Minister of Water, Land, Environment and Climate Change, Hon. Robert Pickersgill, says it is important that developing countries, like Jamaica, implement mitigation strategies to reduce their emission of green house gases.
He noted that, as such, the Government has placed increased focus on the areas of energy efficiency, renewable energy and land use changes, especially forestry.
"These will be Jamaica's nationally appropriate mitigation actions," he pointed out, adding that they will be characterised by a government-led, multi-stakeholder participative process, based on robust national research.
The Minister was addressing a regional workshop on: 'Capacity building and lessons learned on the development of the Clean Development Mechanisms (CDM) programme of activities and Nationally Appropriate Mitigation Actions (NAMAs)', at the Knutsford Court Hotel in New Kingston, on September 25.
Mr. Pickersgill noted that among the strategies implemented by the government are the National Energy Policy and its sub-policies, which speak to mitigation as key to its direction.
The Minister said there is also a significant national focus on adaptation measures, and that the government remains committed to implementing the 'no-regrets' mitigation measures, such as demand side management in electricity production and using alternative energy sources, such as solar, wind, hydropower, and bio-fuels to produce energy.
"The nation's main supplier of electricity, the Jamaica Public Service Company (JPS), utilises demand side management, while the Petroleum Corporation of Jamaica has made a commitment under the energy policy to significantly increase the contribution of renewable energy sources to the energy mix," he informed.
An example of the thrust towards renewable energy sources is the establishment of Phases I and II of the Wigton Wind Farm, in the parish of Manchester, with a total capacity of 30.8 megawatts of power, Mr. Pickersgill stated.
He added that both phases of the wind farm project are being implemented by the PCJ under the CDM of the Kyoto Protocol.
Furthermore, the Minister pointed out that the process towards the successful implementation of mitigation strategies is not just a government effort, but must also involve the participation of the private sector
Mr. Pickersgill noted that the number of private sector companies that are involved in mitigation efforts is rapidly expanding, with several of them being awarded grant funding to implement ingenious project designs.
He said Jamaica also intends to take mitigation action to achieve 20 per cent below the business-as-usual emissions growth trajectory by 2020, as projected from the year 2007.

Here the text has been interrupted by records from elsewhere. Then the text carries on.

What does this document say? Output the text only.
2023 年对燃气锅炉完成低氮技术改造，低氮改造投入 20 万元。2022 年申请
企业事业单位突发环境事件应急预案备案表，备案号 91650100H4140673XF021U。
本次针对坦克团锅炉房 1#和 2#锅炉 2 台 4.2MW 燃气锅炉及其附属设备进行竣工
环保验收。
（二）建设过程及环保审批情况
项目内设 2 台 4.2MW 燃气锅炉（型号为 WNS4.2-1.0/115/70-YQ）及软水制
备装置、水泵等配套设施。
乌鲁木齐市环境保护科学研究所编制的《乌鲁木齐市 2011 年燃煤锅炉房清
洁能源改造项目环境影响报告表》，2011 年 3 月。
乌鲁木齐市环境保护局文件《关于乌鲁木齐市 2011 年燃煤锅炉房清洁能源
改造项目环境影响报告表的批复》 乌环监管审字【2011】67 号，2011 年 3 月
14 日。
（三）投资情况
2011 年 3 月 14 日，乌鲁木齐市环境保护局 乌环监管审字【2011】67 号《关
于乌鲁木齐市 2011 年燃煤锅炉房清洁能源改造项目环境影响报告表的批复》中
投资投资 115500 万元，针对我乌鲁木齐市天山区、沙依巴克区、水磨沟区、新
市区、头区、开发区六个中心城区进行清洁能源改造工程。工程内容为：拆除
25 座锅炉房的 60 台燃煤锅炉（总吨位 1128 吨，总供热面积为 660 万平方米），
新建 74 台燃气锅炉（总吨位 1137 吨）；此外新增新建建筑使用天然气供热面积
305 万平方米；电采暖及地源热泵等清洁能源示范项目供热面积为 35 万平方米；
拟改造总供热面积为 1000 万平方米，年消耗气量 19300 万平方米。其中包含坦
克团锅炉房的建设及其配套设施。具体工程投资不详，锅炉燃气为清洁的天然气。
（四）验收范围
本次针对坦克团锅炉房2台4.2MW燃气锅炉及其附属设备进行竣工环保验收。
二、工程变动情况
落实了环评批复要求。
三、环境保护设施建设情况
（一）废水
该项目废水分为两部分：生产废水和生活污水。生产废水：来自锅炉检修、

"To acquire this objective we will require international support. As a nation, Jamaica can look forward to a growth in the already wide variety of mitigation initiatives in sectors varying from tourism to food processing," the Minister said.
The workshop was organised by the Ministries of Environment and Climate Change; and Science, Technology, Energy and Mining (STEM), the Latin America Energy Organisation (OLADE) and the United Nations Environment Programme Risoe Centre (URC).